Os registros de denúncias de violência doméstica familiar recebidos pelo Disque 180 aumentaram 92% em 2020, no Ceará. De acordo com levantamento do Instituto Igarapé, foram 533 ligações de março a junho de 2019, e 1.026 em igual período deste ano, primeiro quadrimestre da pandemia devido à Covid-19 e isolamento social no estado.
O estudo também indicou que nos dois primeiros meses de 2020, quando ainda não estava implementada a quarentena, seguidos pelo trimestre março, abril e maio, houve aumento de 16% nos registros. Em contrapartida, também durante e devido à quarentena, caiu a quantidade de medidas protetivas deferidas a favor das vítimas de violência doméstica.
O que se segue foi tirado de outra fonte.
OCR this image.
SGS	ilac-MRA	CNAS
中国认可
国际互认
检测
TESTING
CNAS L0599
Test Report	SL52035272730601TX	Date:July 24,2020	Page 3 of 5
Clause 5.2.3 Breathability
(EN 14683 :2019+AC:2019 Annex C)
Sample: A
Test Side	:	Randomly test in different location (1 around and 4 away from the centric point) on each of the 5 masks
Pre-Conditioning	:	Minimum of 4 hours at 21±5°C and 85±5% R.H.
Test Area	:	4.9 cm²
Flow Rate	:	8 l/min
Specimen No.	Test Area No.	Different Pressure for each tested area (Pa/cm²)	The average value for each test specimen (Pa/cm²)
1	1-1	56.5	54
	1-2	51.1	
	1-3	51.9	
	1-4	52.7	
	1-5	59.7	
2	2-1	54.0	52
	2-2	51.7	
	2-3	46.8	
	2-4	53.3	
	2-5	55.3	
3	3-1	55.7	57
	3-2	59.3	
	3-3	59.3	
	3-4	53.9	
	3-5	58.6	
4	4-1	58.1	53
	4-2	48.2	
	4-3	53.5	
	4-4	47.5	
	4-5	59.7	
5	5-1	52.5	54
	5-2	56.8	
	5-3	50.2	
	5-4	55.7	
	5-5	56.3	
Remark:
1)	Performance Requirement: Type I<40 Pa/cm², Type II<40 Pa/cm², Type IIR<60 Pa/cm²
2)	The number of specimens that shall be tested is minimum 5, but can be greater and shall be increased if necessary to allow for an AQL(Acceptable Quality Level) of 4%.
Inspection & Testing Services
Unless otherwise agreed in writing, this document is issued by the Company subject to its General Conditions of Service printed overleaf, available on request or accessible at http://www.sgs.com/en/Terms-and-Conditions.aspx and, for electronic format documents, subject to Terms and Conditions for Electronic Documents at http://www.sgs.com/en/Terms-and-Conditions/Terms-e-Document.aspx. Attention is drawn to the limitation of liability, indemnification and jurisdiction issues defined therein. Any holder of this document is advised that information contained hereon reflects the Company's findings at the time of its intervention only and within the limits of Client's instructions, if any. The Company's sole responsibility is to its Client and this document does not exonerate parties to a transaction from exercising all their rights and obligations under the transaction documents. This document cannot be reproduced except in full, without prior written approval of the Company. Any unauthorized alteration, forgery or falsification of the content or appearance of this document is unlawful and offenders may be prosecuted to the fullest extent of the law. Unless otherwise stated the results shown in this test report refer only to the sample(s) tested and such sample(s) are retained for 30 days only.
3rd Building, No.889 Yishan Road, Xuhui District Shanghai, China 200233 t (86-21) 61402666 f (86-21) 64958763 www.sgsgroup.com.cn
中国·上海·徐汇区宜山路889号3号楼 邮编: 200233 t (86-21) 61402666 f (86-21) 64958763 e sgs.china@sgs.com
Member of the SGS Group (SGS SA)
Dados do Tribunal de Justiça do Ceará (TJCE) apontam que no Juizado de Violência Doméstica e Familiar contra a Mulher de Fortaleza foram deferidas 3.710 medidas protetivas de janeiro a novembro deste ano. Em todo 2019 foram 5.875, sendo 5.547 até novembro do ano passado. O comparativo revela queda de 33,1%.
Violência silenciada
Os números indicam uma realidade preocupante. Com a quarentena, mais mulheres estão por mais tempo próximas aos seus agressores e, na maioria dos casos, com ainda mais dificuldade de denunciá-los.
Os meses de abril e maio, período de lockdown em Fortaleza, foram os com menos medidas protetivas deferidas: 184 e 199 medidas, respectivamente.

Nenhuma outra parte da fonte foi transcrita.